1M records processed in 20s using batched inserts and concurrency, down from 3m19s or an out-of-memory crash.

1M rows

Dataset

20s

Fastest

3m 19s

Slowest (completed)

The Question

What’s the most efficient way to insert 1 million records into MongoDB on constrained hardware? I ran this benchmark on a GCP e2-micro VM — 1 shared vCPU, 1 GB RAM, Intel Broadwell — using the Yelp dataset (1 million rows). The constraint is intentional — decisions that don’t matter on a 64GB machine start to matter here.

Approaches

main.js — row-by-row insert

Loads the entire CSV into memory, then inserts each record individually. Crashed after ~2 minutes with a heap out-of-memory error. On a 1GB VM, holding 1 million records in RAM simultaneously is not viable.

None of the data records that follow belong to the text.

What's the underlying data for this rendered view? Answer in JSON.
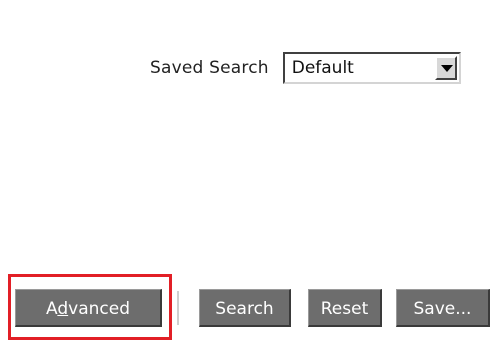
{
  "saved_search": {
    "label": "Saved Search",
    "selected": "Default"
  },
  "buttons": {
    "advanced_pre": "A",
    "advanced_mnemonic": "d",
    "advanced_post": "vanced",
    "search": "Search",
    "reset": "Reset",
    "save": "Save..."
  },
  "colors": {
    "button_bg": "#6d6d6d",
    "highlight": "#e21f26"
  }
}
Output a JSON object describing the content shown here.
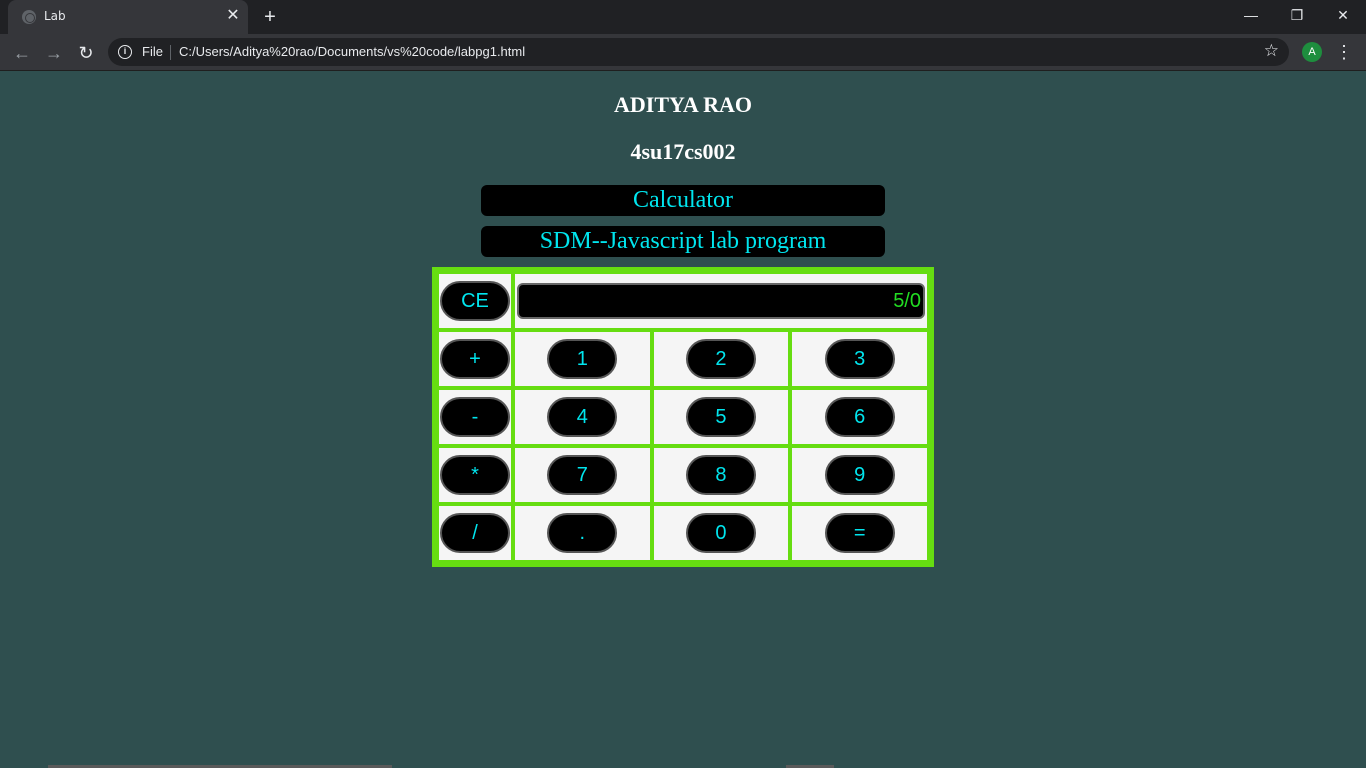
{
  "browser": {
    "tab_title": "Lab",
    "scheme_label": "File",
    "url": "C:/Users/Aditya%20rao/Documents/vs%20code/labpg1.html",
    "profile_initial": "A"
  },
  "page": {
    "name": "ADITYA RAO",
    "usn": "4su17cs002",
    "banner_title": "Calculator",
    "banner_subtitle": "SDM--Javascript lab program"
  },
  "calculator": {
    "display": "5/0",
    "clear_label": "CE",
    "rows": [
      [
        "+",
        "1",
        "2",
        "3"
      ],
      [
        "-",
        "4",
        "5",
        "6"
      ],
      [
        "*",
        "7",
        "8",
        "9"
      ],
      [
        "/",
        ".",
        "0",
        "="
      ]
    ]
  },
  "colors": {
    "page_background": "#2f4f4f",
    "calculator_border": "#66dd11",
    "button_text": "#00e5ee",
    "display_text": "#22dd22"
  }
}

mainV2.js — streaming with 1K batch

Switched to a streaming CSV parser with insertMany in batches of 1,000. Memory stayed stable at 609 MB and the import completed in 3 minutes 19 seconds. The bottleneck here is round trips — 1,000 batches of 1K each means 1,000 separate insertMany calls to MongoDB.

mainV3.js — streaming with 10K batch

Increased batch size to 10,000 records (~3.45 MB per batch, 100 total batches). Memory usage barely changed (625 MB) but time dropped to 54 seconds — 3.7× faster than V2. Fewer round trips to MongoDB is the main driver.

main.go — goroutines with 10K batch

Rewrote mainV3.js in Go using a buffered channel (capacity 10) and goroutines for concurrent batch insertion. Finished in 20 seconds with ~400 MB memory — lower than the Node.js versions despite doing more work concurrently. Goroutines are more efficient than the Node.js event loop for this type of I/O-bound workload. Channel capacity was capped at 10 because more goroutines on a 1GB VM causes OOM.

Benchmark Results

Approach	Lang	Strategy	Time	Memory
main.js	Node.js	Row-by-row	DNF	OOM
mainV2.js	Node.js	Batch 1K	3m 19s	609 MB
mainV3.js	Node.js	Batch 10K	54s	625 MB
main.go	Go	Goroutine + Batch 10K	20s	~400 MB

Takeaway

Never load the full dataset into memory. Stream it.
Batch size directly impacts performance — 10K vs 1K is a 3.7× difference with almost no memory cost.
Go’s goroutines outperform Node.js event loop on concurrent I/O work, especially under memory constraints.
On constrained hardware, concurrency level needs to be tuned — more goroutines is not always faster.